In what has become a national trend, state-level Republican Party leaders in North Carolina and Louisiana have censured, respectively, Republican Sens. Richard Burr and Bill Cassidy. Their offense? Accepting reality and standing up for democracy by voting to convict former President Donald Trump for inciting the deadly attack on the U.S. Capitol on Jan. 6.
Burr and Cassidy were among seven Senate Republicans and 10 House Republicans who voted to put country above party and uphold their oaths to the Constitution.
They may be taking heat from the GOP extremists back home, but America should honor them as statesmen.
Many, perhaps most, political disputes are about issues on which reasonable people can disagree. Trump’s culpability for the attack isn’t among them.
His actions before, during and after the insurrection were utterly indefensible and inherently impeachable.
He spent two months spreading the Big Lie that he was robbed of victory in the Nov. 3 election.
He whipped up his supporters at a rally just before the incursion, imploring them to “fight like hell” to stop certification of the election.
He told the rioters during the chaos, “We love you” and “You’re very special.” And he publicly condemned his own vice president, Mike Pence, even as the insurrectionists scoured the Capitol looking for Pence as a noose and gallows awaited outside.
Trump’s actions directly spurred the attack, which cost five lives, including Capitol Police Officer Brian Sicknick. Yet Republican Sens. Roy Blunt and Josh Hawley and all six Republican House members from Missouri, along with the vast majority of GOP lawmakers in both chambers, voted Saturday that Trump should face no impeachment consequences whatsoever.
History will not be kind.
But it will smile on Burr and Cassidy, along with GOP Sens. Susan Collins of Maine, Lisa Murkowski of Alaska, Mitt Romney of Utah, Ben Sasse of Nebraska and Pat Toomey of Pennsylvania.
These senators each voted to convict Trump — making it the most bipartisan Senate conviction vote of any impeachment proceeding in U.S. history — after 10 GOP House members joined Democrats in sending the case to the Senate: Reps.

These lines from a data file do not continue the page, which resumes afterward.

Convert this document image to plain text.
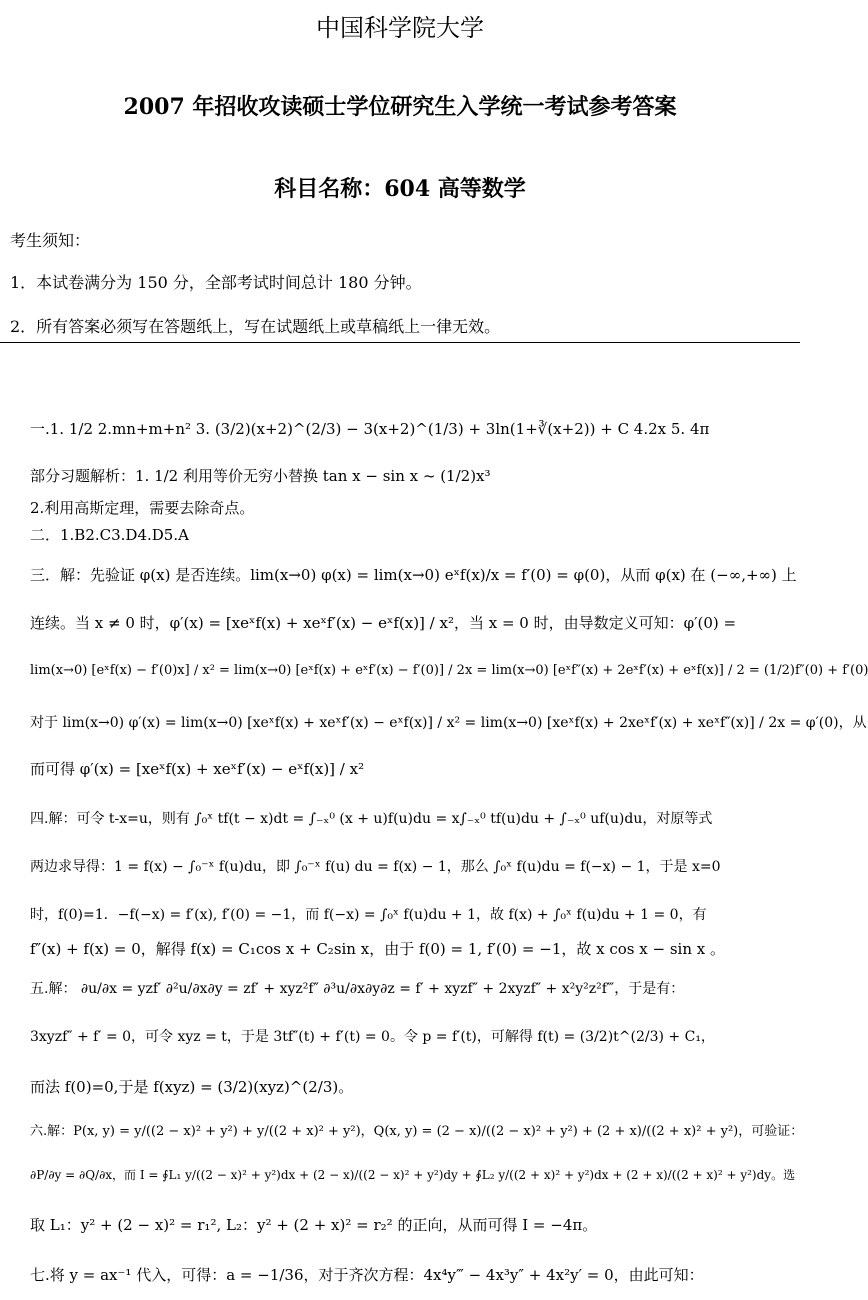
中国科学院大学
2007 年招收攻读硕士学位研究生入学统一考试参考答案
科目名称：604 高等数学
考生须知：
1．本试卷满分为 150 分，全部考试时间总计 180 分钟。
2．所有答案必须写在答题纸上，写在试题纸上或草稿纸上一律无效。
一.1. 1/2 2.mn+m+n² 3. (3/2)(x+2)^(2/3) − 3(x+2)^(1/3) + 3ln(1+∛(x+2)) + C 4.2x 5. 4π
部分习题解析：1. 1/2 利用等价无穷小替换 tan x − sin x ~ (1/2)x³
2.利用高斯定理，需要去除奇点。
二．1.B2.C3.D4.D5.A
三．解：先验证 φ(x) 是否连续。lim(x→0) φ(x) = lim(x→0) eˣf(x)/x = f′(0) = φ(0)，从而 φ(x) 在 (−∞,+∞) 上
连续。当 x ≠ 0 时，φ′(x) = [xeˣf(x) + xeˣf′(x) − eˣf(x)] / x²，当 x = 0 时，由导数定义可知：φ′(0) =
lim(x→0) [eˣf(x) − f′(0)x] / x² = lim(x→0) [eˣf(x) + eˣf′(x) − f′(0)] / 2x = lim(x→0) [eˣf″(x) + 2eˣf′(x) + eˣf(x)] / 2 = (1/2)f″(0) + f′(0)
对于 lim(x→0) φ′(x) = lim(x→0) [xeˣf(x) + xeˣf′(x) − eˣf(x)] / x² = lim(x→0) [xeˣf(x) + 2xeˣf′(x) + xeˣf″(x)] / 2x = φ′(0)，从
而可得 φ′(x) = [xeˣf(x) + xeˣf′(x) − eˣf(x)] / x²
四.解：可令 t-x=u，则有 ∫₀ˣ tf(t − x)dt = ∫₋ₓ⁰ (x + u)f(u)du = x∫₋ₓ⁰ tf(u)du + ∫₋ₓ⁰ uf(u)du，对原等式
两边求导得：1 = f(x) − ∫₀⁻ˣ f(u)du，即 ∫₀⁻ˣ f(u) du = f(x) − 1，那么 ∫₀ˣ f(u)du = f(−x) − 1，于是 x=0
时，f(0)=1．−f(−x) = f′(x), f′(0) = −1，而 f(−x) = ∫₀ˣ f(u)du + 1，故 f(x) + ∫₀ˣ f(u)du + 1 = 0，有
f″(x) + f(x) = 0，解得 f(x) = C₁cos x + C₂sin x，由于 f(0) = 1, f′(0) = −1，故 x cos x − sin x 。
五.解： ∂u/∂x = yzf′ ∂²u/∂x∂y = zf′ + xyz²f″ ∂³u/∂x∂y∂z = f′ + xyzf″ + 2xyzf″ + x²y²z²f‴，于是有：
3xyzf″ + f′ = 0，可令 xyz = t，于是 3tf″(t) + f′(t) = 0。令 p = f′(t)，可解得 f(t) = (3/2)t^(2/3) + C₁，
而法 f(0)=0,于是 f(xyz) = (3/2)(xyz)^(2/3)。
六.解：P(x, y) = y/((2 − x)² + y²) + y/((2 + x)² + y²)，Q(x, y) = (2 − x)/((2 − x)² + y²) + (2 + x)/((2 + x)² + y²)，可验证：
∂P/∂y = ∂Q/∂x，而 I = ∮L₁ y/((2 − x)² + y²)dx + (2 − x)/((2 − x)² + y²)dy + ∮L₂ y/((2 + x)² + y²)dx + (2 + x)/((2 + x)² + y²)dy。选
取 L₁：y² + (2 − x)² = r₁², L₂：y² + (2 + x)² = r₂² 的正向，从而可得 I = −4π。
七.将 y = ax⁻¹ 代入，可得：a = −1/36，对于齐次方程：4x⁴y‴ − 4x³y″ + 4x²y′ = 0，由此可知：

Adam Kinzinger of Illinois, Liz Cheney of Wyoming, Tom Rice of South Carolina, Dan Newhouse of Washington, Anthony Gonzalez of Ohio, Fred Upton of Michigan, Jaime Herrera Beutler of Washington state, Peter Meijer of Michigan, John Katko of New York and David Valadao of California.
America needs two vibrant parties for its politics to function.
Right now, one of those parties has been commandeered by such off-the-rails extremists that it can’t even hold a president accountable for literally endangering the lives of members of Congress in his effort to overturn a free and fair election.
These 17 Republican profiles in courage are, right now, being treated like pariahs in their own party.
They should instead be templates for the party’s future.